Résultat: arrivée fraiche et parfumée, je ressors puante par les cheveux, les habits imprégnés, mes bronches attaquées.
Et les gares! De grands panneaux «INTERDIT DE FUMER», en rouge vif, bien visibles. Juste dessous, un type allume tranquillement sa cigarette. Tu crois qu’un agent va intervenir? Non. Le panneau est là comme une œuvre d’art contemporaine, à contempler. Les non-fumeurs jouent aux ninjas, esquivant les volutes tout en tirant leurs valises.
Même dans certaines administrations, derrière le guichet, le fonctionnaire, clope au bec, tapote sur son clavier. Tu demandes un document, tu repars avec un léger voile de fumée. Dans les lieux de commerce, on te souffle sur le nez avec un naturel déconcertant. Encore plus scandaleux: des chauffeurs de taxis.
Tu es un non-fumeur? Alors tu es une anomalie biologique, un trouble-fête, un égoïste. Tu oses réclamer ton droit à respirer? Tu es l’agresseur. Le fumeur devient philosophe: «Wah! C’est juste une cigarette, pourquoi tu dramatises?» Comprendre: «C’est juste un peu de poison, respire tranquille.» Les médecins l’appellent «tabagisme passif». Tu ne fumes pas mais tu te bousilles les poumons.
Tu es chez des amis.

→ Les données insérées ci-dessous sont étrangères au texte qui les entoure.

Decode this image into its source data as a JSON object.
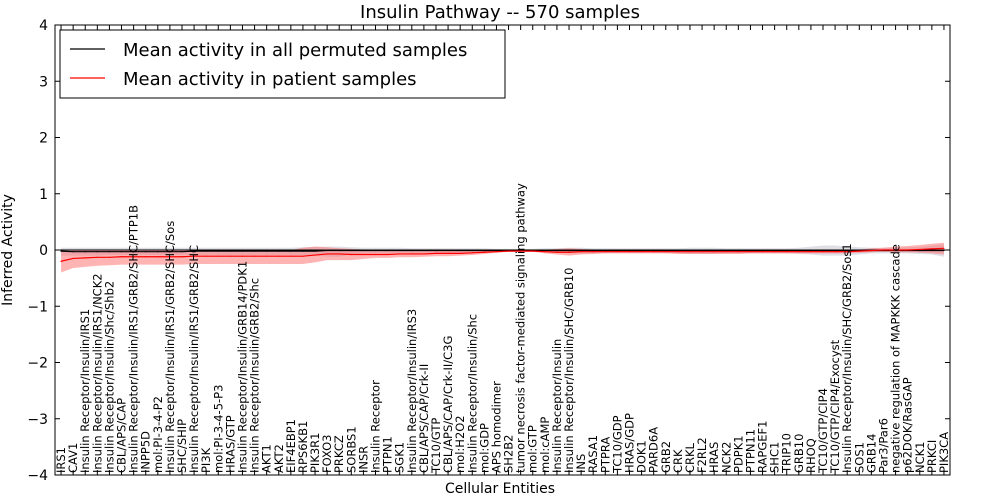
{
  "chart_data": {
    "type": "line",
    "title": "Insulin Pathway -- 570 samples",
    "xlabel": "Cellular Entities",
    "ylabel": "Inferred Activity",
    "ylim": [
      -4,
      4
    ],
    "yticks": [
      -4,
      -3,
      -2,
      -1,
      0,
      1,
      2,
      3,
      4
    ],
    "ytick_labels": [
      "−4",
      "−3",
      "−2",
      "−1",
      "0",
      "1",
      "2",
      "3",
      "4"
    ],
    "grid": false,
    "legend_position": "top-left",
    "categories": [
      "IRS1",
      "CAV1",
      "Insulin Receptor/Insulin/IRS1",
      "Insulin Receptor/Insulin/IRS1/NCK2",
      "Insulin Receptor/Insulin/Shc/Shb2",
      "CBL/APS/CAP",
      "Insulin Receptor/Insulin/IRS1/GRB2/SHC/PTP1B",
      "INPP5D",
      "mol:PI-3-4-P2",
      "Insulin Receptor/Insulin/IRS1/GRB2/SHC/Sos",
      "SHC/SHIP",
      "Insulin Receptor/Insulin/IRS1/GRB2/SHC",
      "PI3K",
      "mol:PI-3-4-5-P3",
      "HRAS/GTP",
      "Insulin Receptor/Insulin/GRB14/PDK1",
      "Insulin Receptor/Insulin/GRB2/Shc",
      "AKT1",
      "AKT2",
      "EIF4EBP1",
      "RPS6KB1",
      "PIK3R1",
      "FOXO3",
      "PRKCZ",
      "SORBS1",
      "INSR",
      "Insulin Receptor",
      "PTPN1",
      "SGK1",
      "Insulin Receptor/Insulin/IRS3",
      "CBL/APS/CAP/Crk-II",
      "TC10/GTP",
      "CBL/APS/CAP/Crk-II/C3G",
      "mol:H2O2",
      "Insulin Receptor/Insulin/Shc",
      "mol:GDP",
      "APS homodimer",
      "SH2B2",
      "tumor necrosis factor-mediated signaling pathway",
      "mol:GTP",
      "mol:cAMP",
      "Insulin Receptor/Insulin",
      "Insulin Receptor/Insulin/SHC/GRB10",
      "INS",
      "RASA1",
      "PTPRA",
      "TC10/GDP",
      "HRAS/GDP",
      "DOK1",
      "PARD6A",
      "GRB2",
      "CRK",
      "CRKL",
      "F2RL2",
      "HRAS",
      "NCK2",
      "PDPK1",
      "PTPN11",
      "RAPGEF1",
      "SHC1",
      "TRIP10",
      "GRB10",
      "RHOQ",
      "TC10/GTP/CIP4",
      "TC10/GTP/CIP4/Exocyst",
      "Insulin Receptor/Insulin/SHC/GRB2/Sos1",
      "SOS1",
      "GRB14",
      "Par3/Par6",
      "negative regulation of MAPKKK cascade",
      "p62DOK/RasGAP",
      "NCK1",
      "PRKCI",
      "PIK3CA"
    ],
    "series": [
      {
        "name": "Mean activity in all permuted samples",
        "color": "#000000",
        "values": [
          -0.02,
          -0.03,
          -0.03,
          -0.03,
          -0.03,
          -0.03,
          -0.03,
          -0.03,
          -0.03,
          -0.03,
          -0.03,
          -0.02,
          -0.02,
          -0.02,
          -0.02,
          -0.02,
          -0.02,
          -0.02,
          -0.02,
          -0.02,
          -0.02,
          -0.02,
          -0.01,
          -0.01,
          -0.01,
          -0.01,
          -0.01,
          -0.01,
          -0.01,
          -0.01,
          -0.01,
          -0.01,
          -0.01,
          -0.01,
          -0.01,
          -0.01,
          -0.01,
          -0.01,
          -0.01,
          -0.01,
          -0.01,
          -0.01,
          -0.01,
          -0.01,
          -0.01,
          -0.01,
          -0.01,
          -0.01,
          -0.01,
          -0.01,
          -0.01,
          -0.01,
          -0.01,
          -0.01,
          -0.01,
          -0.01,
          -0.01,
          -0.01,
          -0.01,
          -0.01,
          -0.01,
          -0.01,
          -0.01,
          -0.01,
          -0.01,
          -0.01,
          -0.01,
          -0.01,
          -0.01,
          -0.01,
          -0.01,
          -0.01,
          -0.01,
          -0.01
        ],
        "spread_low": [
          -0.1,
          -0.1,
          -0.1,
          -0.1,
          -0.09,
          -0.09,
          -0.09,
          -0.09,
          -0.09,
          -0.09,
          -0.09,
          -0.09,
          -0.09,
          -0.09,
          -0.09,
          -0.09,
          -0.09,
          -0.09,
          -0.09,
          -0.09,
          -0.09,
          -0.1,
          -0.12,
          -0.12,
          -0.08,
          -0.06,
          -0.06,
          -0.06,
          -0.05,
          -0.06,
          -0.06,
          -0.05,
          -0.05,
          -0.05,
          -0.05,
          -0.04,
          -0.04,
          -0.03,
          -0.03,
          -0.03,
          -0.04,
          -0.05,
          -0.06,
          -0.06,
          -0.06,
          -0.05,
          -0.05,
          -0.05,
          -0.05,
          -0.05,
          -0.05,
          -0.06,
          -0.07,
          -0.07,
          -0.07,
          -0.06,
          -0.06,
          -0.06,
          -0.06,
          -0.06,
          -0.06,
          -0.07,
          -0.08,
          -0.1,
          -0.1,
          -0.1,
          -0.08,
          -0.06,
          -0.06,
          -0.06,
          -0.06,
          -0.07,
          -0.08,
          -0.12
        ],
        "spread_high": [
          0.04,
          0.04,
          0.04,
          0.04,
          0.04,
          0.04,
          0.04,
          0.04,
          0.04,
          0.04,
          0.04,
          0.04,
          0.04,
          0.04,
          0.04,
          0.04,
          0.04,
          0.04,
          0.04,
          0.04,
          0.05,
          0.06,
          0.06,
          0.06,
          0.05,
          0.04,
          0.04,
          0.04,
          0.04,
          0.03,
          0.03,
          0.03,
          0.03,
          0.03,
          0.03,
          0.03,
          0.02,
          0.02,
          0.02,
          0.02,
          0.03,
          0.03,
          0.04,
          0.04,
          0.03,
          0.03,
          0.03,
          0.03,
          0.03,
          0.03,
          0.03,
          0.03,
          0.04,
          0.04,
          0.04,
          0.03,
          0.03,
          0.03,
          0.03,
          0.03,
          0.03,
          0.04,
          0.06,
          0.08,
          0.08,
          0.06,
          0.05,
          0.04,
          0.04,
          0.04,
          0.05,
          0.06,
          0.08,
          0.1
        ]
      },
      {
        "name": "Mean activity in patient samples",
        "color": "#ff0000",
        "values": [
          -0.2,
          -0.15,
          -0.14,
          -0.13,
          -0.13,
          -0.12,
          -0.12,
          -0.12,
          -0.12,
          -0.12,
          -0.12,
          -0.11,
          -0.11,
          -0.11,
          -0.11,
          -0.11,
          -0.11,
          -0.11,
          -0.11,
          -0.11,
          -0.11,
          -0.09,
          -0.07,
          -0.07,
          -0.08,
          -0.08,
          -0.08,
          -0.08,
          -0.07,
          -0.07,
          -0.07,
          -0.06,
          -0.06,
          -0.06,
          -0.05,
          -0.04,
          -0.03,
          -0.02,
          -0.02,
          -0.02,
          -0.03,
          -0.04,
          -0.04,
          -0.03,
          -0.03,
          -0.03,
          -0.03,
          -0.03,
          -0.03,
          -0.03,
          -0.03,
          -0.03,
          -0.03,
          -0.03,
          -0.03,
          -0.03,
          -0.03,
          -0.03,
          -0.03,
          -0.03,
          -0.03,
          -0.03,
          -0.03,
          -0.03,
          -0.03,
          -0.03,
          -0.02,
          -0.01,
          0.0,
          0.0,
          0.0,
          0.01,
          0.02,
          0.03
        ],
        "spread_low": [
          -0.4,
          -0.32,
          -0.3,
          -0.28,
          -0.27,
          -0.26,
          -0.26,
          -0.26,
          -0.26,
          -0.26,
          -0.26,
          -0.25,
          -0.25,
          -0.25,
          -0.25,
          -0.25,
          -0.25,
          -0.25,
          -0.25,
          -0.25,
          -0.25,
          -0.22,
          -0.18,
          -0.18,
          -0.18,
          -0.16,
          -0.14,
          -0.14,
          -0.13,
          -0.13,
          -0.12,
          -0.11,
          -0.11,
          -0.1,
          -0.09,
          -0.07,
          -0.05,
          -0.03,
          -0.03,
          -0.03,
          -0.06,
          -0.08,
          -0.1,
          -0.08,
          -0.07,
          -0.06,
          -0.06,
          -0.06,
          -0.06,
          -0.06,
          -0.06,
          -0.07,
          -0.07,
          -0.07,
          -0.07,
          -0.07,
          -0.07,
          -0.06,
          -0.06,
          -0.06,
          -0.06,
          -0.06,
          -0.06,
          -0.06,
          -0.06,
          -0.06,
          -0.05,
          -0.04,
          -0.03,
          -0.04,
          -0.04,
          -0.05,
          -0.06,
          -0.08
        ],
        "spread_high": [
          -0.02,
          -0.01,
          -0.01,
          -0.01,
          -0.01,
          -0.01,
          -0.01,
          -0.01,
          -0.01,
          -0.01,
          -0.01,
          -0.01,
          -0.01,
          -0.01,
          -0.01,
          -0.01,
          -0.01,
          -0.01,
          -0.01,
          0.0,
          0.04,
          0.06,
          0.05,
          0.03,
          0.02,
          0.01,
          0.0,
          0.0,
          0.0,
          0.0,
          0.0,
          0.0,
          0.0,
          0.0,
          0.0,
          0.0,
          0.0,
          0.0,
          0.0,
          0.0,
          0.0,
          0.02,
          0.03,
          0.02,
          0.01,
          0.0,
          0.0,
          0.0,
          0.0,
          0.0,
          0.0,
          0.0,
          0.0,
          0.0,
          0.0,
          0.0,
          0.0,
          0.0,
          0.0,
          0.0,
          0.0,
          0.0,
          0.0,
          0.0,
          0.0,
          0.0,
          0.01,
          0.03,
          0.04,
          0.06,
          0.07,
          0.09,
          0.11,
          0.13
        ]
      }
    ]
  }
}
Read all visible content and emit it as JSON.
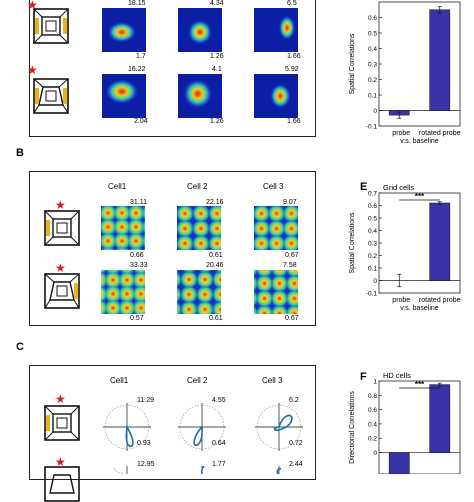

B’khour, fumigation, garanti. Yallah, ose protester. Tu passes pour le rabat-joie, le snob, l’arrogant. «Waaa khti, malek, laisse-nous passer une belle soirée âfake.» Ici, la liberté, c’est la liberté… d’asphyxier ton voisin.
Alors résumons-nous: nous avons une loi anti-tabac. Une vraie, votée, tamponnée, publiée au Journal officiel depuis… 1995. Elle prévoit des amendes, des sanctions, des inspecteurs. Nous ne sommes pas arrivés à l’appliquer en 30 ans.
Et voilà que débarque le vapoteur nouvelle génération. Celui qui se croit plus chic, plus clean que le fumeur. Il ne fume pas, il «vapote». Résultat: ton café préféré se transforme en hammam, parfumé avec des effluves chimiques de fraise ou de mangue qui t’agressent les narines.
Cependant, certains cafés et restaurants, très rares, interdisent l’enfumage des non-fumeurs.
Alors que faire? Se transformer en shérif de l’air pur? Rappeler la loi à chaque inconnu? Se battre dans chaque lieu pour sauver ses bronches?
Jouer les policiers bénévoles, interpeller chaque fumeur, risquer une engueulade ou une agression? Non merci. Ce n’est pas à moi de faire respecter la loi, c’est à l’État. Et si l’État ne le fait pas, alors il devient complice. Il ne protège pas ses citoyens, il les expose. Ses lois partent… en fumée.
L’industrie du tabac engrange des milliards, mais provoque maladies graves et décès, pris en charge par les contribuables: une double peine pour les citoyens. L’État impose des taxes, mais insuffisantes vu l’ampleur du problème, mondial mais bien présent au Maroc.
Récemment, une nouvelle proposition de loi au parlement: 500 à 1.000 dirhams pour le fumeur, 5.000 dirhams en récidive, jusqu’à 10.000 dirhams pour publicité ou incitation de mineurs.
Espérons que cette proposition sera validée et surtout, surtout, surtout… appliquée, sans laxisme. Car le laxisme alimente les incivilités dont on parle tant en ce moment!